Die Buchhalterin, verteidigt von Anwalt Moritz Bode, wiederholte ihr bei der Kripo abgelegtes Geständnis. Der mitangeklagte Freund (Verteidiger: Heinz Schmitz) erklärte zunächst, er habe lediglich seiner Freundin helfen wollen, aber über Inhalt des Deals und die Geldforderungen nichts gewusst.
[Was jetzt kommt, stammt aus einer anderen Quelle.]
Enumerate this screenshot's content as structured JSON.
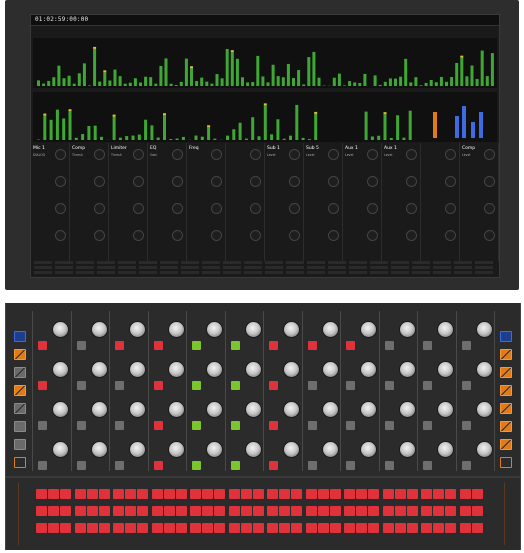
{
  "screen": {
    "timecode": "01:02:59:00:00"
  },
  "colors": {
    "accent_red": "#e0323a",
    "accent_green": "#7bc62d",
    "accent_orange": "#e07b18",
    "accent_blue": "#3f6be0",
    "button_grey": "#6e6e6e"
  },
  "strips": [
    {
      "name": "Mic 1",
      "sub": "DIALOG"
    },
    {
      "name": "Comp",
      "sub": "Thresh"
    },
    {
      "name": "Limiter",
      "sub": "Thresh"
    },
    {
      "name": "EQ",
      "sub": "Gain"
    },
    {
      "name": "Freq",
      "sub": ""
    },
    {
      "name": "",
      "sub": ""
    },
    {
      "name": "Sub 1",
      "sub": "Level"
    },
    {
      "name": "Sub 5",
      "sub": "Level"
    },
    {
      "name": "Aux 1",
      "sub": "Level"
    },
    {
      "name": "Aux 1",
      "sub": "Level"
    },
    {
      "name": "",
      "sub": ""
    },
    {
      "name": "Comp",
      "sub": "Level"
    }
  ],
  "hardware": {
    "channels": 12,
    "knob_rows": 4,
    "button_rows": 4,
    "pad_columns_per_channel": 3,
    "pad_rows": 3,
    "left_side_buttons": [
      "blue",
      "orange-slash",
      "grey-slash",
      "orange-slash",
      "grey-slash",
      "grey",
      "grey",
      "orange-outline"
    ],
    "right_side_buttons": [
      "blue",
      "orange-slash",
      "orange-slash",
      "orange-slash",
      "orange-slash",
      "orange-slash",
      "orange-slash",
      "orange-outline"
    ],
    "buttons": [
      [
        "red",
        "grey",
        "red",
        "red",
        "green",
        "green",
        "red",
        "red",
        "red",
        "grey",
        "grey",
        "grey"
      ],
      [
        "red",
        "grey",
        "grey",
        "red",
        "green",
        "green",
        "red",
        "grey",
        "grey",
        "grey",
        "grey",
        "grey"
      ],
      [
        "grey",
        "grey",
        "grey",
        "red",
        "green",
        "green",
        "red",
        "grey",
        "grey",
        "grey",
        "grey",
        "grey"
      ],
      [
        "grey",
        "grey",
        "grey",
        "red",
        "green",
        "green",
        "red",
        "grey",
        "grey",
        "grey",
        "grey",
        "grey"
      ]
    ]
  }
}
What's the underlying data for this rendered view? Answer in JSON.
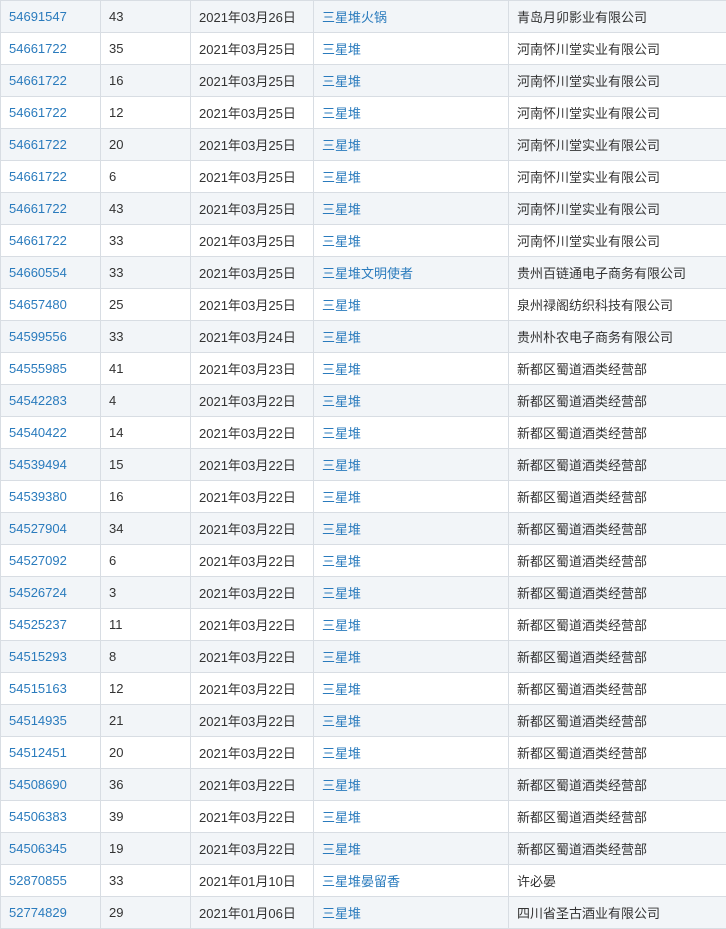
{
  "rows": [
    {
      "id": "54691547",
      "cls": "43",
      "date": "2021年03月26日",
      "name": "三星堆火锅",
      "applicant": "青岛月卯影业有限公司"
    },
    {
      "id": "54661722",
      "cls": "35",
      "date": "2021年03月25日",
      "name": "三星堆",
      "applicant": "河南怀川堂实业有限公司"
    },
    {
      "id": "54661722",
      "cls": "16",
      "date": "2021年03月25日",
      "name": "三星堆",
      "applicant": "河南怀川堂实业有限公司"
    },
    {
      "id": "54661722",
      "cls": "12",
      "date": "2021年03月25日",
      "name": "三星堆",
      "applicant": "河南怀川堂实业有限公司"
    },
    {
      "id": "54661722",
      "cls": "20",
      "date": "2021年03月25日",
      "name": "三星堆",
      "applicant": "河南怀川堂实业有限公司"
    },
    {
      "id": "54661722",
      "cls": "6",
      "date": "2021年03月25日",
      "name": "三星堆",
      "applicant": "河南怀川堂实业有限公司"
    },
    {
      "id": "54661722",
      "cls": "43",
      "date": "2021年03月25日",
      "name": "三星堆",
      "applicant": "河南怀川堂实业有限公司"
    },
    {
      "id": "54661722",
      "cls": "33",
      "date": "2021年03月25日",
      "name": "三星堆",
      "applicant": "河南怀川堂实业有限公司"
    },
    {
      "id": "54660554",
      "cls": "33",
      "date": "2021年03月25日",
      "name": "三星堆文明使者",
      "applicant": "贵州百链通电子商务有限公司"
    },
    {
      "id": "54657480",
      "cls": "25",
      "date": "2021年03月25日",
      "name": "三星堆",
      "applicant": "泉州禄阁纺织科技有限公司"
    },
    {
      "id": "54599556",
      "cls": "33",
      "date": "2021年03月24日",
      "name": "三星堆",
      "applicant": "贵州朴农电子商务有限公司"
    },
    {
      "id": "54555985",
      "cls": "41",
      "date": "2021年03月23日",
      "name": "三星堆",
      "applicant": "新都区蜀道酒类经营部"
    },
    {
      "id": "54542283",
      "cls": "4",
      "date": "2021年03月22日",
      "name": "三星堆",
      "applicant": "新都区蜀道酒类经营部"
    },
    {
      "id": "54540422",
      "cls": "14",
      "date": "2021年03月22日",
      "name": "三星堆",
      "applicant": "新都区蜀道酒类经营部"
    },
    {
      "id": "54539494",
      "cls": "15",
      "date": "2021年03月22日",
      "name": "三星堆",
      "applicant": "新都区蜀道酒类经营部"
    },
    {
      "id": "54539380",
      "cls": "16",
      "date": "2021年03月22日",
      "name": "三星堆",
      "applicant": "新都区蜀道酒类经营部"
    },
    {
      "id": "54527904",
      "cls": "34",
      "date": "2021年03月22日",
      "name": "三星堆",
      "applicant": "新都区蜀道酒类经营部"
    },
    {
      "id": "54527092",
      "cls": "6",
      "date": "2021年03月22日",
      "name": "三星堆",
      "applicant": "新都区蜀道酒类经营部"
    },
    {
      "id": "54526724",
      "cls": "3",
      "date": "2021年03月22日",
      "name": "三星堆",
      "applicant": "新都区蜀道酒类经营部"
    },
    {
      "id": "54525237",
      "cls": "11",
      "date": "2021年03月22日",
      "name": "三星堆",
      "applicant": "新都区蜀道酒类经营部"
    },
    {
      "id": "54515293",
      "cls": "8",
      "date": "2021年03月22日",
      "name": "三星堆",
      "applicant": "新都区蜀道酒类经营部"
    },
    {
      "id": "54515163",
      "cls": "12",
      "date": "2021年03月22日",
      "name": "三星堆",
      "applicant": "新都区蜀道酒类经营部"
    },
    {
      "id": "54514935",
      "cls": "21",
      "date": "2021年03月22日",
      "name": "三星堆",
      "applicant": "新都区蜀道酒类经营部"
    },
    {
      "id": "54512451",
      "cls": "20",
      "date": "2021年03月22日",
      "name": "三星堆",
      "applicant": "新都区蜀道酒类经营部"
    },
    {
      "id": "54508690",
      "cls": "36",
      "date": "2021年03月22日",
      "name": "三星堆",
      "applicant": "新都区蜀道酒类经营部"
    },
    {
      "id": "54506383",
      "cls": "39",
      "date": "2021年03月22日",
      "name": "三星堆",
      "applicant": "新都区蜀道酒类经营部"
    },
    {
      "id": "54506345",
      "cls": "19",
      "date": "2021年03月22日",
      "name": "三星堆",
      "applicant": "新都区蜀道酒类经营部"
    },
    {
      "id": "52870855",
      "cls": "33",
      "date": "2021年01月10日",
      "name": "三星堆晏留香",
      "applicant": "许必晏"
    },
    {
      "id": "52774829",
      "cls": "29",
      "date": "2021年01月06日",
      "name": "三星堆",
      "applicant": "四川省圣古酒业有限公司"
    }
  ]
}
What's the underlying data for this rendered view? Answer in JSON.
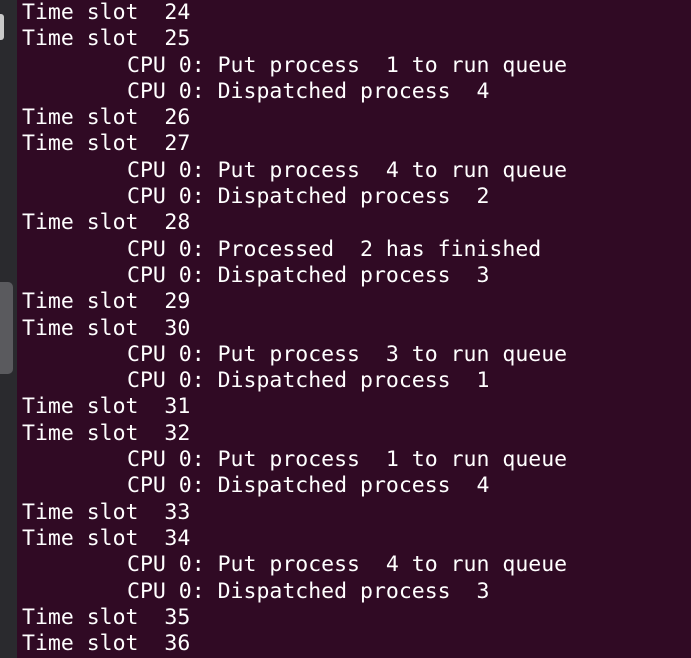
{
  "terminal": {
    "lines": [
      {
        "text": "Time slot  24",
        "indent": false
      },
      {
        "text": "Time slot  25",
        "indent": false
      },
      {
        "text": "CPU 0: Put process  1 to run queue",
        "indent": true
      },
      {
        "text": "CPU 0: Dispatched process  4",
        "indent": true
      },
      {
        "text": "Time slot  26",
        "indent": false
      },
      {
        "text": "Time slot  27",
        "indent": false
      },
      {
        "text": "CPU 0: Put process  4 to run queue",
        "indent": true
      },
      {
        "text": "CPU 0: Dispatched process  2",
        "indent": true
      },
      {
        "text": "Time slot  28",
        "indent": false
      },
      {
        "text": "CPU 0: Processed  2 has finished",
        "indent": true
      },
      {
        "text": "CPU 0: Dispatched process  3",
        "indent": true
      },
      {
        "text": "Time slot  29",
        "indent": false
      },
      {
        "text": "Time slot  30",
        "indent": false
      },
      {
        "text": "CPU 0: Put process  3 to run queue",
        "indent": true
      },
      {
        "text": "CPU 0: Dispatched process  1",
        "indent": true
      },
      {
        "text": "Time slot  31",
        "indent": false
      },
      {
        "text": "Time slot  32",
        "indent": false
      },
      {
        "text": "CPU 0: Put process  1 to run queue",
        "indent": true
      },
      {
        "text": "CPU 0: Dispatched process  4",
        "indent": true
      },
      {
        "text": "Time slot  33",
        "indent": false
      },
      {
        "text": "Time slot  34",
        "indent": false
      },
      {
        "text": "CPU 0: Put process  4 to run queue",
        "indent": true
      },
      {
        "text": "CPU 0: Dispatched process  3",
        "indent": true
      },
      {
        "text": "Time slot  35",
        "indent": false
      },
      {
        "text": "Time slot  36",
        "indent": false
      }
    ]
  },
  "colors": {
    "background": "#300a24",
    "text": "#ffffff",
    "gutter": "#2a2a2e"
  }
}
Erst nach einer Pause räumte er ein, in den gesamten Plan eingebunden gewesen zu sein. Die Daten heruntergeladen habe aber seine Freundin.
In den Plädoyers waren sich alle Beteiligten einig, dass dieser Verrat „hochsensibler und sehr wertvoller Daten“, wie es Staatsanwalt Michale nannte, aufgrund der Geständnisse noch mit Bewährungsstrafen zu sühnen ist. Das Gericht schloss sich dieser Meinung an: Die Frau wurde zu 22 Monaten, der Freund zu 14 Monaten Bewährungsstrafe verurteilt. Beide müssen als Auflage 160 beziehungsweise 140 Sozialstunden ableisten. Der Schuldspruch wurde noch im Gerichtssaal rechtskräftig. Der Verrat von Betriebs- und Geschäftsgeheimnissen wird laut Gesetz mit Geld- oder Freiheitsstrafen von bis zu drei Jahren bestraft.